La España tonta
Quizá Angela Channing haya muerto ahogada en su propio vino, sepultada por las gloriosa barricas de la codicia: el cataclismo pone fin a un largo episodio de Falcon Crest. Pero probablemente emerja de nuevo de entre las olas del caldo tinto y vuelva a ser la bruja malvada del valle de Tuscany, como la llama uno de los personajes, que tampoco es un ángel. Angeles hay pocos en esta serie, y eso es algo que le da verosimilitud. Todas las historias quedan en punta después del cataclismo: un loco asesino en fuga, una loca tranquilizada por el psicoanálisis, un juicio pendiente un niño recién llegado y su sospechosa niñera británica, el cañón de una pistola apuntando, la jóven china que es precisamente experta en sismología... Hay para frotarse las manos pensando en la reanudación, cuando Televisión Española compre la nueva serie de Falcon Crest.He leído a un maestro de la literatura quejarse de que Falcon Crest -y sus gemelos- están entonteciendo a media España. Difiero. La pasión de saber quién es quién, quién está con quién y por qué, ha sido probablemente un ejercicio de perspicacia, un estímulo a estar alerta a la hora de la digestión. No es literariamente inferior a los folletines franceses de fin de siglo -y a los españoles-, con su especialidad en trances violentos y sensibles, en inocencias perseguidas y a veces atropelladas, en la demostración de los abusos de una clase social; un género maldito en su tiempo, y rescatado después por algunos eruditos y algunos semiólogos, que le encontraron unas formas de adhesión a su tiempo, de crítica y de exposición de lacras, que pocas veces tuvo la gran literatura. Quizá los de senterradores futuros de nuestro tiempo encuentren en Falcon Crest algunas claves de una exasperación norteamericana que se expande, unos datos de identificación de la sociedad de los Irangate y los Watergate. Ya está pasando con el cine de la época de Roosevelt, probablemente flaco como expresión literaria pero enormemente expresivo de un tiempo de ilusiones. Falcon Crest -o Dallas, o Los Colby- son la espumilla literaria de un tiempo de decepciones. Quizá ver ese fondo, o percibirlo, a través de las mujercitas de porcelana y los hombres musculosos y agresivos, de las cien camas donde se mezclan todos con todos, de las intrigas y maldades de la mesa de despacho, de los francotiradores apostados para acabar con el virtuoso, las sociedades secretas y conspiradoras, no sea una simple creación de tontería.

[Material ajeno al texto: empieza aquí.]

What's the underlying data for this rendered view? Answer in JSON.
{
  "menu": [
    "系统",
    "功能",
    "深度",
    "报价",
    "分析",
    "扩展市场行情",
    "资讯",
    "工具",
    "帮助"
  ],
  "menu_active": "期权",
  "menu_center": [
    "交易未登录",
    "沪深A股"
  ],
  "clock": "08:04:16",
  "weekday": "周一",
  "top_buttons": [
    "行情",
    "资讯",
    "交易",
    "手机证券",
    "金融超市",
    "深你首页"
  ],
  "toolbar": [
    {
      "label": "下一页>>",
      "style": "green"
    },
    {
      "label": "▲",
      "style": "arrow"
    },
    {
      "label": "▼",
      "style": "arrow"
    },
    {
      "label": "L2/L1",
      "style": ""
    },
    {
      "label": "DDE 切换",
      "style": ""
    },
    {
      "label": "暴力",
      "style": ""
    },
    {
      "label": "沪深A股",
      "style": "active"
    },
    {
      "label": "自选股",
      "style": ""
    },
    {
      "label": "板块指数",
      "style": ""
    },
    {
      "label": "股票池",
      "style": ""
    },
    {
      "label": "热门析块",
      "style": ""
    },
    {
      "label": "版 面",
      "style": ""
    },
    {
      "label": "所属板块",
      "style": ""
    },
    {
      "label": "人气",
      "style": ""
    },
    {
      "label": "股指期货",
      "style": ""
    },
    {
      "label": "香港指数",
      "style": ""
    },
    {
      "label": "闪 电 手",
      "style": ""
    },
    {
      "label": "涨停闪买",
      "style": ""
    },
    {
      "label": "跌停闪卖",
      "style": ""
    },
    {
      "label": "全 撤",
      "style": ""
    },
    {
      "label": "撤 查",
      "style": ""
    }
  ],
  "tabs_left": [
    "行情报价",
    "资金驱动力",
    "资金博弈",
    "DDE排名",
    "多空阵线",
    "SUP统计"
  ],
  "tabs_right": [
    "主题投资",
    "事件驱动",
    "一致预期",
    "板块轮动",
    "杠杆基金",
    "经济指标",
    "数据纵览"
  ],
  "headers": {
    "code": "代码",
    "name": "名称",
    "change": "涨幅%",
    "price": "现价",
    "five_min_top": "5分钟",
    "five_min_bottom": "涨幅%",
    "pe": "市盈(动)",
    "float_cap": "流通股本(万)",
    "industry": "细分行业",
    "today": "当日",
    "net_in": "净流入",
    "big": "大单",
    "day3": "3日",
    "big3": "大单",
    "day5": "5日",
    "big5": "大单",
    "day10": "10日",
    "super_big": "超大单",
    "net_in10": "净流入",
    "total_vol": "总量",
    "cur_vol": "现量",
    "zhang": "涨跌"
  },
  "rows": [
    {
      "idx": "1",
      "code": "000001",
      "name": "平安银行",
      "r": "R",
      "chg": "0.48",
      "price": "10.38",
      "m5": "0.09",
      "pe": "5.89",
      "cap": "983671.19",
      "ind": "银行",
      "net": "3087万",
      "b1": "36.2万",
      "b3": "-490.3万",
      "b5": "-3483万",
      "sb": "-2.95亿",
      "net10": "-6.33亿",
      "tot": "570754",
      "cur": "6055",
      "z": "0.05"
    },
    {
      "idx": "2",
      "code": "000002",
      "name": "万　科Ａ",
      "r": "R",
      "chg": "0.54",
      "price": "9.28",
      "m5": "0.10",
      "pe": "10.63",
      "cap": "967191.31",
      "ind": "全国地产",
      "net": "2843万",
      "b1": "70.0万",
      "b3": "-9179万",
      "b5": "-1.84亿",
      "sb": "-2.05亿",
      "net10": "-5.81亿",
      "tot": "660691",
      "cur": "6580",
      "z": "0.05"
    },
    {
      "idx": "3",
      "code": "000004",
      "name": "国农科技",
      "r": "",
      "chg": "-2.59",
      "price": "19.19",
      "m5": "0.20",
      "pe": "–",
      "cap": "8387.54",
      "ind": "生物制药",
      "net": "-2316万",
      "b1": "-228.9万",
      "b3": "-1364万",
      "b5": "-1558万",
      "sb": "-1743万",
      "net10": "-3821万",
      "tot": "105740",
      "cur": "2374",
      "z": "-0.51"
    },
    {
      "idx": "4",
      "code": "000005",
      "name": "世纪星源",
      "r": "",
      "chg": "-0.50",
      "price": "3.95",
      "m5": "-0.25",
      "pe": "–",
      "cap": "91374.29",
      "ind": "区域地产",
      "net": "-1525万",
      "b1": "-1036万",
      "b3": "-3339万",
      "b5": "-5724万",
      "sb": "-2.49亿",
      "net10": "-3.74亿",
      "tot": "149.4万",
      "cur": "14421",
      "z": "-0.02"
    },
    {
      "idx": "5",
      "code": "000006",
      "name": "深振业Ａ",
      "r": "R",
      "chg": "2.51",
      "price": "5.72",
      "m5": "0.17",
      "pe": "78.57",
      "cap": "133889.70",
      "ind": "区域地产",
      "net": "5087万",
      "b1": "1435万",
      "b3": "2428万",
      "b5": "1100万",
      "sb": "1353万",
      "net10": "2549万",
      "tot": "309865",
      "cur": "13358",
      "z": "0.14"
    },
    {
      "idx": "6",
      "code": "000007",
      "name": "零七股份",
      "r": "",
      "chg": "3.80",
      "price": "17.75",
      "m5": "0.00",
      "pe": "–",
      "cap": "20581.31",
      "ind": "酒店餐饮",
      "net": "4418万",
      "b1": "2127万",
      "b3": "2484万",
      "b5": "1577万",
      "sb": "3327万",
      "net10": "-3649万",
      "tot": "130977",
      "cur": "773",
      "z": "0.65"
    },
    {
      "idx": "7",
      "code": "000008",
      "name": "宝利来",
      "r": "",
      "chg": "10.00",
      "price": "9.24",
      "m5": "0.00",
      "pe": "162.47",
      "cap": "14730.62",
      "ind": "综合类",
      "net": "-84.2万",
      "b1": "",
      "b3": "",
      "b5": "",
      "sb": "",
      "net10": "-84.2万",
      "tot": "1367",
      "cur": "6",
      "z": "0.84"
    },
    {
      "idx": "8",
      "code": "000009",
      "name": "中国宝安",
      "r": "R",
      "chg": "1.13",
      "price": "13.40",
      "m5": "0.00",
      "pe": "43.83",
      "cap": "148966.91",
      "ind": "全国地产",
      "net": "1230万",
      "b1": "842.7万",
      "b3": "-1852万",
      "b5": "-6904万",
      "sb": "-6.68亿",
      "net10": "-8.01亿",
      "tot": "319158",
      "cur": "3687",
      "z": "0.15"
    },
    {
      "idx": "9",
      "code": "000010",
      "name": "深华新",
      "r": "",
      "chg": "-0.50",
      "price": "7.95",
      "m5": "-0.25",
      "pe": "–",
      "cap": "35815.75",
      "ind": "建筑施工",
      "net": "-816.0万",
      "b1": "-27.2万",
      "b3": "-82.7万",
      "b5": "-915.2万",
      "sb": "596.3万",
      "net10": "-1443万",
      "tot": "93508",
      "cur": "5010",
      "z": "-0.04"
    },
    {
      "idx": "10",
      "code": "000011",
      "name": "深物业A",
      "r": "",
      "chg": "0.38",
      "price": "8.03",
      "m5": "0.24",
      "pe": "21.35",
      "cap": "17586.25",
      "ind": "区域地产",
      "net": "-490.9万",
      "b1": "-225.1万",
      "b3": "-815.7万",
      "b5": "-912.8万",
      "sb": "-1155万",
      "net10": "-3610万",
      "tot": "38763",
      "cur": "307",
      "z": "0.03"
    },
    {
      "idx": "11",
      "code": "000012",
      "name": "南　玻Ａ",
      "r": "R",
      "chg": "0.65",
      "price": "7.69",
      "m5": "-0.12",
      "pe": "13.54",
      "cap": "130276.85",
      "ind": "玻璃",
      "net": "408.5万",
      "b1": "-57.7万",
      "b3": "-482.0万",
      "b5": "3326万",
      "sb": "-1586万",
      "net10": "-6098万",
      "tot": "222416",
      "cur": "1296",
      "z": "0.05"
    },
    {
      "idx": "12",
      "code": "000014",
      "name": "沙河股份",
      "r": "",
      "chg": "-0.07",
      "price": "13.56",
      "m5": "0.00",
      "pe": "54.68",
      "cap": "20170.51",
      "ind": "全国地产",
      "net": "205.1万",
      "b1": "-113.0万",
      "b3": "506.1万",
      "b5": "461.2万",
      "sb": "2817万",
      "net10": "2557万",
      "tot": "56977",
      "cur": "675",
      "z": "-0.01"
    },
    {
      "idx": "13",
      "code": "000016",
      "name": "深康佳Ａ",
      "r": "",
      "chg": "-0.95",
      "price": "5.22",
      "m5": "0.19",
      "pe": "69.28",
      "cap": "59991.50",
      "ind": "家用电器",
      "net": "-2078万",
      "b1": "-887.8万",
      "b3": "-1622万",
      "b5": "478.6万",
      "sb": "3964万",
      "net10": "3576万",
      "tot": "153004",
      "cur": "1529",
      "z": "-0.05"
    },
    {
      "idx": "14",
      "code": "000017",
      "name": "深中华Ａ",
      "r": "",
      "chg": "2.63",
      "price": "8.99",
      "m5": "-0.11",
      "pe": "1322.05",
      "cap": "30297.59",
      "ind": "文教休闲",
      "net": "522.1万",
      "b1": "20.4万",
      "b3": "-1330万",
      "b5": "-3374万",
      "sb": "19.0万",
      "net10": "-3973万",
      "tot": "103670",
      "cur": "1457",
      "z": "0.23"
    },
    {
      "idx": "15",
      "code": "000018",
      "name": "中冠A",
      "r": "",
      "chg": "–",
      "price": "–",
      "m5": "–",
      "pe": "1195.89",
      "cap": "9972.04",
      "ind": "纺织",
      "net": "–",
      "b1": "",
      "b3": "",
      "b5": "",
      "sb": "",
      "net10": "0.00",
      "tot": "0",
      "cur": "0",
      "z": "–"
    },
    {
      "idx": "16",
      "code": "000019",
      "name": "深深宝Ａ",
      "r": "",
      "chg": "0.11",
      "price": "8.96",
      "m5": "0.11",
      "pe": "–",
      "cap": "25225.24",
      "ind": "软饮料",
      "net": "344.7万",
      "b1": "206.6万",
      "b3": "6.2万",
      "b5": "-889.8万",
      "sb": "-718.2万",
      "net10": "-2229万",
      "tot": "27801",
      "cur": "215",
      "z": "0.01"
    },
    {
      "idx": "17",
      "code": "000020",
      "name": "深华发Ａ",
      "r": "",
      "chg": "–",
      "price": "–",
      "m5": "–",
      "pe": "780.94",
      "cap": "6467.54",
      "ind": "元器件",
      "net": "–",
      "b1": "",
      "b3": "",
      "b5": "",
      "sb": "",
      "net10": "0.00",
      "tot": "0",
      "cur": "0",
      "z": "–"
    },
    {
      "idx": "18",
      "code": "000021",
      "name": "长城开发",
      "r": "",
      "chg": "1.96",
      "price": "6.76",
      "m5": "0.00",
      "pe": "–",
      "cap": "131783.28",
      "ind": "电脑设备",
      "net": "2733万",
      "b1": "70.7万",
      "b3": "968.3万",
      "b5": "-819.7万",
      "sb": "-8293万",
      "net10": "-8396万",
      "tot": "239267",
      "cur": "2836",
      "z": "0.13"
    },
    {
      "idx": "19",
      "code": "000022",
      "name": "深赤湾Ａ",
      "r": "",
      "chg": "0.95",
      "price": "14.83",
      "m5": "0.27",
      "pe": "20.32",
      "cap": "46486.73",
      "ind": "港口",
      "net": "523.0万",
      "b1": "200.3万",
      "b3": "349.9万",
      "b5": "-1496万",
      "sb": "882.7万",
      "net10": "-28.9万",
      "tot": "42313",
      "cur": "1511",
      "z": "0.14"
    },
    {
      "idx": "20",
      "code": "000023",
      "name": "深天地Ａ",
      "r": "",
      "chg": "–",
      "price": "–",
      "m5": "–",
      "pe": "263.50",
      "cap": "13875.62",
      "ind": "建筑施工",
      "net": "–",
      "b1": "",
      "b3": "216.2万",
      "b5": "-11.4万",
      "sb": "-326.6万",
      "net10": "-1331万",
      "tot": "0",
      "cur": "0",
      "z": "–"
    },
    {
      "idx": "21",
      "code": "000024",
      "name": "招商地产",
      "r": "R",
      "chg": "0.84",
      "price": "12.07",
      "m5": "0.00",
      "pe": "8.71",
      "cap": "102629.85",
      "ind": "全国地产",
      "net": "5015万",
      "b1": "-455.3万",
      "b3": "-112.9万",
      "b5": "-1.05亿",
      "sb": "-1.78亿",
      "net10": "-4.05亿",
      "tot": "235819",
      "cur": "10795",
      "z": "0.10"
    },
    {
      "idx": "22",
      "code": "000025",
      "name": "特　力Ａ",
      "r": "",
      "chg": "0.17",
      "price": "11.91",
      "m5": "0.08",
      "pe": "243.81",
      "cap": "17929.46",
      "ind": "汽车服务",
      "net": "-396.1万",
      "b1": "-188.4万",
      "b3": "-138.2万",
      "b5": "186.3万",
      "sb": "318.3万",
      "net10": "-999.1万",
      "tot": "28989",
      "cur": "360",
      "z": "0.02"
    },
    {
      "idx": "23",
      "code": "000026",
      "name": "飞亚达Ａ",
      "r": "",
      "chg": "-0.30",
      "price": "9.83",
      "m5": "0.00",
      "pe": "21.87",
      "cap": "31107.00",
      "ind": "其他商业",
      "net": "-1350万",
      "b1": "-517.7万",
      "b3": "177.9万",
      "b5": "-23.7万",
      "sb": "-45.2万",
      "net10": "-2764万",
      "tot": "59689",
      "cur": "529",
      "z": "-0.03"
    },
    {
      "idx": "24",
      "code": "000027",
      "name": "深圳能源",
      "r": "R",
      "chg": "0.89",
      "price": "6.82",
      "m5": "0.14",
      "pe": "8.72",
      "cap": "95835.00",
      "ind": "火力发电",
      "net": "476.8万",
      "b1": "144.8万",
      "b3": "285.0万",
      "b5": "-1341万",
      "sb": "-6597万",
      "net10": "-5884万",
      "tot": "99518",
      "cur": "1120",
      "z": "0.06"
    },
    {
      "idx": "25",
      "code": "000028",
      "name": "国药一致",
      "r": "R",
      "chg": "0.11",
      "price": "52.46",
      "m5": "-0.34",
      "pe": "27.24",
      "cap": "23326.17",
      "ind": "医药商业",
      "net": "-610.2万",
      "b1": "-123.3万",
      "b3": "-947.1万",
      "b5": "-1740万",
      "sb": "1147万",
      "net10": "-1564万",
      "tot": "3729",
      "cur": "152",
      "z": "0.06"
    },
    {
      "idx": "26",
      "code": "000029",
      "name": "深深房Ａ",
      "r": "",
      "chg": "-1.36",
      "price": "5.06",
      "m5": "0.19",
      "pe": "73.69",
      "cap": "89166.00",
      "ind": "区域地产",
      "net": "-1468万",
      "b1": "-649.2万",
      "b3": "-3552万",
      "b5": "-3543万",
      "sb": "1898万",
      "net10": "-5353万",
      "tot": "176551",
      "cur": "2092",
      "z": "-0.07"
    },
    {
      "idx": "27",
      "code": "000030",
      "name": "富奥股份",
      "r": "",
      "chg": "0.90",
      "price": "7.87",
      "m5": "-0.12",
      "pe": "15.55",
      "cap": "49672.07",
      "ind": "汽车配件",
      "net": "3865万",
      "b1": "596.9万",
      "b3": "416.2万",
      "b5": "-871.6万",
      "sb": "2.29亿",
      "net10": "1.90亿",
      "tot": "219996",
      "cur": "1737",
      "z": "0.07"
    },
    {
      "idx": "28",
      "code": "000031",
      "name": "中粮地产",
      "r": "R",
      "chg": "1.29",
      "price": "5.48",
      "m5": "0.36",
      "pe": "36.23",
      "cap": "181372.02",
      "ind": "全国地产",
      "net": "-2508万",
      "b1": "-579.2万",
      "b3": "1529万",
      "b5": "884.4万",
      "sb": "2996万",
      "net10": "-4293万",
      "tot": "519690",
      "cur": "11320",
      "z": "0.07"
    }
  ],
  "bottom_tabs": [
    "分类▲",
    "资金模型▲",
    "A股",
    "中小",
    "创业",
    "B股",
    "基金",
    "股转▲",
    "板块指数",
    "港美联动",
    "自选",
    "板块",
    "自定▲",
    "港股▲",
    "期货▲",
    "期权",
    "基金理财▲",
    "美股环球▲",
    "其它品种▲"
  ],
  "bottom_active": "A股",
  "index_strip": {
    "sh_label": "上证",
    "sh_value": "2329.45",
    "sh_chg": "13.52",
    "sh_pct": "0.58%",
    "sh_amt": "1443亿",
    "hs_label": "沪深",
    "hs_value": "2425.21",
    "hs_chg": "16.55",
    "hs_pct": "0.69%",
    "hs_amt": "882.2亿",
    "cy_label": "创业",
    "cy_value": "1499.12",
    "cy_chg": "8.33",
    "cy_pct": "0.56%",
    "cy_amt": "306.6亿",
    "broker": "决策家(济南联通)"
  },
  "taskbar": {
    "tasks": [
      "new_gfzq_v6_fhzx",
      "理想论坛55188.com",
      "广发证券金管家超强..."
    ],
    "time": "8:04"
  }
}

En cuanto al supuesto entontecimiento de España parece que hay varias causas bastante más pesadas y agraviantes. Desplazar la inopia y la incultura a la televisión parece un recurso corriente, como el de culparla de cualquier pérdida de elecciones o ganancia de referendos. No es dificil intentar una explicación contraria: España está entonteciendo a la televisión, que en sí no es más que un vehículo, un medio de transporte de la imagen-idea, de la cara y de la palabra. Probablemente, si la demanda fuera otra, otros serían sus programas, sus seriales o sus documentos. La acusación tópica está muy metida dentro de un signo de nuestro tiempo, que es el de acusar al medio de aquello que refleja, por la dificultad considerable de acusar directamente a lo reflejado, o por lo menos de asumirlo.